The NDSU Extension Service has received a grant to research the issue.

"Devastating is the key word. Devastating," says Northwest Landowners Association chairman Troy Coons. 
That's how he would describe the impact of a brine spill on a landowner's property. In some instances, a land owner may be unaware the spill has even occurred.
"At the Department of Mineral Resources, it would be in their inventory log of spills.But there isn't a notice that goes out to the property owner. You can research it and find out there was one, but it isn't in the system that it has to be reported to the property owner."
According to the Department of Mineral Resources, it is the company responsible for the spill that is responsible for reporting it to the affected landowner.

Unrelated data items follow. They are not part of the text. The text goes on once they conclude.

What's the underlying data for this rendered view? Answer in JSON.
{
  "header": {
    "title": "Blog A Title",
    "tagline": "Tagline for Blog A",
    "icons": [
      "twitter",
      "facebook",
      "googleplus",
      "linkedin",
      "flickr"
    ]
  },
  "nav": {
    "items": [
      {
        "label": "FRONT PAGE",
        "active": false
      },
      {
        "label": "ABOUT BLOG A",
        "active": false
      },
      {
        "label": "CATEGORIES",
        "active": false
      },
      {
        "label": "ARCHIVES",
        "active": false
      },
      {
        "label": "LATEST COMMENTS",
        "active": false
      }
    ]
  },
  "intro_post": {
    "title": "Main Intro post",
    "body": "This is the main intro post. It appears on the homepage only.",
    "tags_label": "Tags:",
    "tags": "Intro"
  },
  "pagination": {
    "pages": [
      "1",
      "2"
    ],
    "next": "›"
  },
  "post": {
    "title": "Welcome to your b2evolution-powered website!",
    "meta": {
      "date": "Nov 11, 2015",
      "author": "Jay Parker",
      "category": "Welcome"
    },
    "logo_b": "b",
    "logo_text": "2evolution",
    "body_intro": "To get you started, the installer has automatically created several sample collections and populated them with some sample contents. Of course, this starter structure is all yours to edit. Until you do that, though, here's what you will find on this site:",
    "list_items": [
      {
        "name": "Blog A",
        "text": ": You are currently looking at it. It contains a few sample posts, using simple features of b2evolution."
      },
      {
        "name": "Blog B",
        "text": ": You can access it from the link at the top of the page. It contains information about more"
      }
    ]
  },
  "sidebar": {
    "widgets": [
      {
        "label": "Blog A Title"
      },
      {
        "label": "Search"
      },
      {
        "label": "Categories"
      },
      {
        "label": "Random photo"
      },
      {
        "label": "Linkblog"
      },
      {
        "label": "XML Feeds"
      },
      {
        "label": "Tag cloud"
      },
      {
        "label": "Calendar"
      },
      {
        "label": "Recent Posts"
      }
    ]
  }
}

"I think there's a miscommunication as to who's responsible for notifying those landowners. And in a lot of parts of our state, we have absentee landowners. So it's harder to notify those landowners when an event happens," says Miranda Meehan, Extension livestock environmental stewardship specialist
After receiving a USDA grant to look at critical issues facing landowners in the state., the NDSU Extension Service decided to focus on brine spills.
Over the next three years, the Extension Service will conduct research projects and do community outreach with oil companies, landowners, and state agencies.
"The landowner has to know their rights and what they have to request when addressing these issues," says Meehan, 
To educate landowners, the Extension Service is hosting roundtable discussions to provide information, address concerns, and pinpoint potential solutions.  Coons is advocating for better reporting so landowners can stay informed.
"We want to see a change in how the reporting process is done. So there's centralized reporting and a uniform form that would go to the Department of Emergency Services, to the Health Department, and to the Department of Mineral Resources so we have consistent data and consistent reporting," says Coons. 
And the conversation will continue.
The Crosby forum is the first in a series of discussions to take place throughout this month. There will be two more held in Killdeer and Stanley.